Sunday, January 25, 2015

Haw Par Villa

When I was a small boy, Singapore to me was synonymous with my eldest brother Seng and Har Par Villa. Seng headed for Singapore after his junior high school. He was my hero then. There would always be goodies each time he returned home. Holidays meant spending a few days with him at his flat in Singapore.

Without fail he would take me to visit Har Par Villa each time I went to Singapore. It was in Har Par Villa that I learned the ‘ultimate price’ one had to pay if he did bad things in life. There was Heaven and there was Hell; we mortals were in between. Bad fellow would be sent to Hell for punishment and good fellows, a ride on the cloud to Heaven.
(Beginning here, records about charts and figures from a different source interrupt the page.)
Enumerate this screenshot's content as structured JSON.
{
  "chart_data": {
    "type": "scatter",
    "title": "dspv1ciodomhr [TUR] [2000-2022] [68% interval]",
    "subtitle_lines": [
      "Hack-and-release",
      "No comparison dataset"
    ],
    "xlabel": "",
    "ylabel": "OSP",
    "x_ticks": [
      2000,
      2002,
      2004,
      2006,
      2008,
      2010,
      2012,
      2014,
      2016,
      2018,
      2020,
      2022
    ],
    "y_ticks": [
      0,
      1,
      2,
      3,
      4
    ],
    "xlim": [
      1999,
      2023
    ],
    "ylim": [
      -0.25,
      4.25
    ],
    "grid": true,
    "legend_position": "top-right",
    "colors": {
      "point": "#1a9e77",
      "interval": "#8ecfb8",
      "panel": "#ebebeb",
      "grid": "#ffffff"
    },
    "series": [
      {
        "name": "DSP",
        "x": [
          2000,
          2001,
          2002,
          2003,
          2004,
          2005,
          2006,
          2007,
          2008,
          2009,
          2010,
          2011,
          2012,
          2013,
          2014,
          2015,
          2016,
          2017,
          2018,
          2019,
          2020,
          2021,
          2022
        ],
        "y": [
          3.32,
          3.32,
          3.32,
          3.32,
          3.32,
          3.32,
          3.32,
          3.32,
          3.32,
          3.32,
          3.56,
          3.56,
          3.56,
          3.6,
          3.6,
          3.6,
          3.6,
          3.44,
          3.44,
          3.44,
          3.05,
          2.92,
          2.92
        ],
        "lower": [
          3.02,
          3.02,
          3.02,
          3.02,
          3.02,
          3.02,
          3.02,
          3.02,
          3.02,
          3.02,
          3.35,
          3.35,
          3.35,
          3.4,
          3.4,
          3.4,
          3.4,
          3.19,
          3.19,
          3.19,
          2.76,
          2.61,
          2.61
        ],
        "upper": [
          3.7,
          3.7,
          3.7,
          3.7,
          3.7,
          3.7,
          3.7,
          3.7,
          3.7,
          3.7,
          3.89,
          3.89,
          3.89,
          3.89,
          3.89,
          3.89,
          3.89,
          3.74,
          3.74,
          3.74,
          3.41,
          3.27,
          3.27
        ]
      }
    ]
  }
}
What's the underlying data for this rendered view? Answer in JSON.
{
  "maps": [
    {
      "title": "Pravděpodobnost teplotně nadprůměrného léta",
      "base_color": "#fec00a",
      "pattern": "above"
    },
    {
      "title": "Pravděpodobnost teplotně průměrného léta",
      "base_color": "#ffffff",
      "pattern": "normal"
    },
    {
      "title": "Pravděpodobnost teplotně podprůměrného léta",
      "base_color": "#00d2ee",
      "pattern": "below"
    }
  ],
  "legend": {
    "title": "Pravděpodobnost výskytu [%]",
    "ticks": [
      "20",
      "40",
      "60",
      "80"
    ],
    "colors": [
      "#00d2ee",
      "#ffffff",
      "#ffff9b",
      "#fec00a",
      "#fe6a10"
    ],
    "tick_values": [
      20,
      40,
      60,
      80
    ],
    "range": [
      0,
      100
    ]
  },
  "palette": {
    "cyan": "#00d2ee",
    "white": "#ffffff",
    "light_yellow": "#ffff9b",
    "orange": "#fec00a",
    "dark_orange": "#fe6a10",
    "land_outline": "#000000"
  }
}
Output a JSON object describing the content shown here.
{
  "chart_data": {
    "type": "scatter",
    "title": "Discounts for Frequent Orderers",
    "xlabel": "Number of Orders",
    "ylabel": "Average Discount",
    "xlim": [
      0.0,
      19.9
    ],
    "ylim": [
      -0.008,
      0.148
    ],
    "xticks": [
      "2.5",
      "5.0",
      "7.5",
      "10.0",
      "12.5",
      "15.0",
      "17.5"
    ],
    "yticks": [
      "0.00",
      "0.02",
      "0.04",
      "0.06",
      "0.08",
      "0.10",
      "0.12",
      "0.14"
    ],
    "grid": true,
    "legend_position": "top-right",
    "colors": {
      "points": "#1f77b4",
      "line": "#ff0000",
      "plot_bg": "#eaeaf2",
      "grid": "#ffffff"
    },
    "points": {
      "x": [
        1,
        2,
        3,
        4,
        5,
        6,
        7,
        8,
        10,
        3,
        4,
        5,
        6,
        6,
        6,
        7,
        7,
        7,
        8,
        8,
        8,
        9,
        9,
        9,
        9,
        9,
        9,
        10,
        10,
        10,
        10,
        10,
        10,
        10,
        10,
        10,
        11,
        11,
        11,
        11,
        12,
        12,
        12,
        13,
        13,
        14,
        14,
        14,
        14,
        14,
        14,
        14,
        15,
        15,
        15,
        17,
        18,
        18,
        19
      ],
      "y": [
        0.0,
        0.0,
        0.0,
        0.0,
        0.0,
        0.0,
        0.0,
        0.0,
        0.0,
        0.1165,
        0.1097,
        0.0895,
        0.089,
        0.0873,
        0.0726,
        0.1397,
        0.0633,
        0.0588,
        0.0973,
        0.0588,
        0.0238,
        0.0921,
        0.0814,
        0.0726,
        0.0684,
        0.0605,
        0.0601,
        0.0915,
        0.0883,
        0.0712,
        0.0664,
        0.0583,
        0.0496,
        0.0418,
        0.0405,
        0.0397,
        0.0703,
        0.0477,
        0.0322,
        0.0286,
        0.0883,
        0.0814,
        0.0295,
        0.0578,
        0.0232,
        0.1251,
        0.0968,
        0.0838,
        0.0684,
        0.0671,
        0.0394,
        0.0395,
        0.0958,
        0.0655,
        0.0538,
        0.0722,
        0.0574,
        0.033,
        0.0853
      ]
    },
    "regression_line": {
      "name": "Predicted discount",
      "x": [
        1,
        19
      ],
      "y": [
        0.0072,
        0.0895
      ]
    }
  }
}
There were many levels of punishment in hell. If you told lies, your tongue would be cut off; if you did something evil, you got boiled in oil or your heart got dug off, so on and so forth. And of course, you could expect to be rewarded richly – the next life, of course – if you were filial, honest, charitable, righteous, etc.

I still remember I used to have nightmares each time I lied. I don’t believe in any of this stuff now, but the Dos and the Don’ts that I now practise actually began to take roots in me during these formative years of mine.

So when I saw the divine laws that were being zealously advocated by some quarters, I couldn’t help recalling the images I saw in Haw Par Villa. Transgressors of these laws would have to face the consequences in their next life, don’t they? So why are we bent on applying these laws to mortals now? Isn’t losing an arm or a hand or, for that matter, any body part in this life tantamount to – in my rudimentary understanding of fundamental justice and fairness – “double jeopardy”, since you have to be punished another time when you go to the next world? Shouldn’t we be judged by secular laws when we are alive and leave to the Higher Being up there to mete out divine punishments – if you have committed a divine sin?

But as AKK once said to me, “your brain is too small.”